Reports from the “open caucus” show that the electoral system used was a round by round elimination method which strongly resembled the alternative vote. The only difference was that, rather than listing preferences at the start, those present had to keep on voting in each round as the candidate with the lowest number of votes was eliminated.
A move to AV is now the policy of the Labour party. As has been pointed out previously on Left Foot Forward, it could lead to “even less proportional” results than the current first-past-the-post system. But the Conservative party oppose any move away from FPTP.
The Conservative party organisers kept the totals in each round private throughout Saturday night’s voting so it is not possible to know whether FPTP would have resulted in victory for Dr Phillip Lee. But it is fair to speculate that things could very well have been different if they had used this system. For example, Iain Dale speculates that, “I knew my best chance was to win on the first or second ballot.”
These facts highlight the inconsistency at the heart of the Conservative’s approach to electoral systems and perhaps undermine their argument that no change at all is needed from FPTP for Westminster. If that’s the case why don’t they trust it for their own party elections like this?

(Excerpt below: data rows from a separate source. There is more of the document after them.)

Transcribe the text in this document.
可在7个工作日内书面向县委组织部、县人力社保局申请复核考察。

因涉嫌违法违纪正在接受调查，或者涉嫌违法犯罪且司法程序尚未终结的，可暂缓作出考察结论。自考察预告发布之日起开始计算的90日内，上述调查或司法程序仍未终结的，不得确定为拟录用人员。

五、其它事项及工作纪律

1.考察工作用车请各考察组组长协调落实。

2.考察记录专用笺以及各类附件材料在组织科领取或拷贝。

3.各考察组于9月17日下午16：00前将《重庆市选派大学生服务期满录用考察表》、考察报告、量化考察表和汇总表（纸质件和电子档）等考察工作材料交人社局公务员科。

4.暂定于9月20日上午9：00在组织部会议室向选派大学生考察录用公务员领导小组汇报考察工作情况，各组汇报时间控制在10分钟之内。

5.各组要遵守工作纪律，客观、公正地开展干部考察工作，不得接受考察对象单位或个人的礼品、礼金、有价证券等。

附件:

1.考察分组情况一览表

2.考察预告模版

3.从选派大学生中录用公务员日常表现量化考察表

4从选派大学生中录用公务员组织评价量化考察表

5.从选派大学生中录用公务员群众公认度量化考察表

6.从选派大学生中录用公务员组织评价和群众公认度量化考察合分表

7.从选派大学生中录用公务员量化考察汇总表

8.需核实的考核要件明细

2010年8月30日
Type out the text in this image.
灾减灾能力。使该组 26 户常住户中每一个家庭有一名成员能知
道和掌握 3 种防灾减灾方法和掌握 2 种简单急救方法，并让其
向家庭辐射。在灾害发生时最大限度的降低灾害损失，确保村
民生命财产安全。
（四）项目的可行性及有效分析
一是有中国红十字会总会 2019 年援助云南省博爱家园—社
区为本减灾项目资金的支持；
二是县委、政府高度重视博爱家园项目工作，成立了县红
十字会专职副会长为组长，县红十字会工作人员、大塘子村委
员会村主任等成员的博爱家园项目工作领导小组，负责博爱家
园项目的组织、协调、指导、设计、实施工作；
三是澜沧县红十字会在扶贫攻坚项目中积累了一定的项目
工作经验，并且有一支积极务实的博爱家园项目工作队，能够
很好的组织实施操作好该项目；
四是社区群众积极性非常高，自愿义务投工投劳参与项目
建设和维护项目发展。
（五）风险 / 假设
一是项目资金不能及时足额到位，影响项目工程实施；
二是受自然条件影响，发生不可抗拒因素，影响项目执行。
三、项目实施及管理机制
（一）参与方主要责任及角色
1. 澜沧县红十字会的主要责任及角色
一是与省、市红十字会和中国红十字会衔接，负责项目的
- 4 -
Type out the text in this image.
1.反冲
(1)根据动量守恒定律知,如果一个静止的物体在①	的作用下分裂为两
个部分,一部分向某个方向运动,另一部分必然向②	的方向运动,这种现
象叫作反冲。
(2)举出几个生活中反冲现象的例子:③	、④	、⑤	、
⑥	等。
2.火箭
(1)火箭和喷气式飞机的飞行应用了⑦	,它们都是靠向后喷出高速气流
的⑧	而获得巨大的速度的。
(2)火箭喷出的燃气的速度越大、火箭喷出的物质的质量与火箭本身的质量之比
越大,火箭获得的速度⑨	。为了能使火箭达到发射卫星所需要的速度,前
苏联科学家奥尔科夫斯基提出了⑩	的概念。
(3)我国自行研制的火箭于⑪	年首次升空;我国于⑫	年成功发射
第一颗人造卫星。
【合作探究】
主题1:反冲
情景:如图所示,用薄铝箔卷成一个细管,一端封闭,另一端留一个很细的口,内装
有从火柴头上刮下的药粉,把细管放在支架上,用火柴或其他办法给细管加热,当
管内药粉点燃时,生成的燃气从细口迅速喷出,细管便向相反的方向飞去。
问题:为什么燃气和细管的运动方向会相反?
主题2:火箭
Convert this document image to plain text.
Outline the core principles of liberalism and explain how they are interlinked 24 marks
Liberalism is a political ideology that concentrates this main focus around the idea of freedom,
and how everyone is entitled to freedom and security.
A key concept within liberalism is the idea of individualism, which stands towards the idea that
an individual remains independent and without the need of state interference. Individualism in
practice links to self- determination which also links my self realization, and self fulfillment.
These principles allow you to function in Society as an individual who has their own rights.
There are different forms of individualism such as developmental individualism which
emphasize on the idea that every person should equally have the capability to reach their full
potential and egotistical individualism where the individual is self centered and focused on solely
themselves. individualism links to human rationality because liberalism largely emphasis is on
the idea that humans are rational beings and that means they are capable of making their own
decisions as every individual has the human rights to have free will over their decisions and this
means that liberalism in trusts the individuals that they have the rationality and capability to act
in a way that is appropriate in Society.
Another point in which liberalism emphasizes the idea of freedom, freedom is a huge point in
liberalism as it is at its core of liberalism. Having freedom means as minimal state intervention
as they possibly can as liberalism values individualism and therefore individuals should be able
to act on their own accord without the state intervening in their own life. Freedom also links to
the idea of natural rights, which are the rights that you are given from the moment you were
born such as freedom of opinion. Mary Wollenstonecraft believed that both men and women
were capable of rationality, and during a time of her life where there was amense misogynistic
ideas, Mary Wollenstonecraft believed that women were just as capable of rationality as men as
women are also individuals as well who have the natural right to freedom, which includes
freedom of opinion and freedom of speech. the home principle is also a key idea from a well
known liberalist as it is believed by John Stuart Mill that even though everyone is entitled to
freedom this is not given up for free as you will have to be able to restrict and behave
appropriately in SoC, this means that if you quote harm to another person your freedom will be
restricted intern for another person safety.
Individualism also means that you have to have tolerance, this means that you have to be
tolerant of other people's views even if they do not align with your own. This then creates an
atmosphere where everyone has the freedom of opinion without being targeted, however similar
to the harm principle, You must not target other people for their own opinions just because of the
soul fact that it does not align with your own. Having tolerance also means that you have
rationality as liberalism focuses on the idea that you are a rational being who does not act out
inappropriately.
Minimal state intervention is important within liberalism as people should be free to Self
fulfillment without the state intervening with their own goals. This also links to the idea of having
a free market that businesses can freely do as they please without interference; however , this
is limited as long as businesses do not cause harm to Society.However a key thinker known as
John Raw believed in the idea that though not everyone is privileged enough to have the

6 Responses to “Bracknell shows Conservatives are inconsistent on electoral reform”
Blah
Utter rubbish – you’ve got to really want to find it to see it! You’ll literally pick on anything to have something negative to say about the Tory party – pathetic.
Jack Storry
I find this article a little silly. Part of being progressive is being even handed with your criticism. Labour oppose a move to proportional representation yet have introduced the Additional Member System for election to the Scottish parliament, the Welsh assembly and the Greater London assembly. Labour has also used nulti-ballot elections for years in candidate selection while supporting FPTP for Westminster elections.
René Kinzett
RT @markreckons If it's so good, why do Tories not use First Past the Post for primaries like Bracknell? http://is.gd/4qBVg via @leftfootfwd
Mark Thompson
Blah – There are a number of times I have written on my blog where I have been positive about Conservatives or Conservative policy on certain issues. I am not an instinctive Tory attack blogger by any means. It just so happens that this is one issue where I think they have got it wrong and their approach to their own primaries highlights an inconsistency that I think is noteworthy.
Jack – I have been very, very critical of Labour’s approach to electoral reform both on LFF and on my own blog. If Labour (or any other party) were moving to a new system of open primaries where they used a system that was against their own stated policy for Westminster I would equally question that too on here and elsewhere.
I would be interested to hear what both of you actually think about the disparity highlighted in the article.